In the past few months, the people’s revolutions in North Africa have received a whole lot of press. However, the issues that have plagued the rest of Sub-Saharan Africa have largely been ignored. The most obvious example of this ignorance can be seen in the media’s treatment of Ivory Coast.
Ivory Coast is a West African nation that was a former French colony until 1960 and a leading cocoa producer in the world. After 1960, the country quickly became one of the shining beacons of economic and democratic success in West Africa, until 2002 when a civil war broke out. Eventually things became peaceful again, until November 2010 when Ivory Coast held another election.

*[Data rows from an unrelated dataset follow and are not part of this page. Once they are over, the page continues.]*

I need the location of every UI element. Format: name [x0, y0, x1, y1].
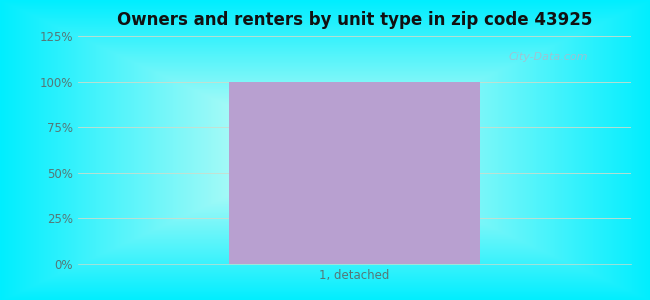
Text: City-Data.com: City-Data.com: [509, 52, 588, 62]
Bar: [229, 82, 480, 264]
Title: Owners and renters by unit type in zip code 43925: Owners and renters by unit type in zip c…: [116, 11, 592, 29]
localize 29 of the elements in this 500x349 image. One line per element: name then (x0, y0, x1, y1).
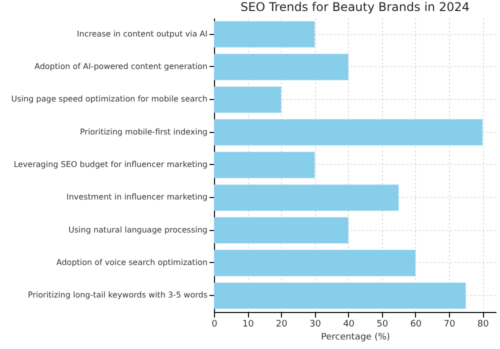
bar (214, 250, 416, 276)
x-tick-label: 30 (309, 320, 322, 330)
x-tick-label: 80 (477, 320, 490, 330)
x-tick-label: 40 (343, 320, 355, 330)
bar (214, 86, 282, 113)
bar (214, 282, 466, 309)
y-tick-label: Using page speed optimization for mobile search (11, 94, 208, 104)
y-tick-label: Adoption of AI-powered content generation (34, 62, 208, 71)
y-tick-label: Increase in content output via AI (76, 29, 208, 38)
x-tick-label: 50 (376, 320, 388, 330)
x-tick-label: 20 (276, 320, 288, 330)
x-tick-label: 70 (444, 320, 456, 330)
x-axis-title: Percentage (%) (320, 332, 390, 342)
y-tick-label: Adoption of voice search optimization (56, 258, 208, 267)
x-tick-label: 60 (410, 320, 422, 330)
bar (214, 119, 483, 146)
bar (214, 21, 315, 48)
y-tick-label: Investment in influencer marketing (66, 192, 208, 202)
x-tick-label: 10 (242, 320, 254, 330)
bar (214, 217, 348, 244)
bar (214, 152, 315, 178)
bar (214, 54, 348, 80)
y-tick-label: Prioritizing mobile-first indexing (80, 127, 208, 136)
y-tick-label: Leveraging SEO budget for influencer marketing (14, 160, 208, 169)
y-tick-label: Using natural language processing (68, 225, 208, 234)
x-tick-label: 0 (212, 320, 218, 330)
chart-title: SEO Trends for Beauty Brands in 2024 (240, 0, 470, 14)
y-tick-label: Prioritizing long-tail keywords with 3-5 words (28, 290, 208, 300)
bar (214, 184, 399, 211)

The results of this election proved extraordinarily complicated. Essentially, President Laurent Gbagbo ran for re-election against former Prime Minister Alassane Ouattara and the rest is up for debate. The Electoral Commission claims that Outtara won 54 percent of the vote.
However, many people have suggested that the election was a fraud and that France only wants Ouattara in place because his views align with their interests. Thus, President Gbagbo and Ouattara were both sworn in at separate ceremonies, and neither will acknowledge the other’s presidency. Furthermore, the divide between Gbagbo and Ouattara supporters has led to violence, including the death of nearly 500 people and the displacement of nearly a million people.
In addition, the United States has cut all economic ties with Ivory Coast in an attempt to remove Gbagbo from power. Yet, their actions have only led to more violence and rising chocolate prices.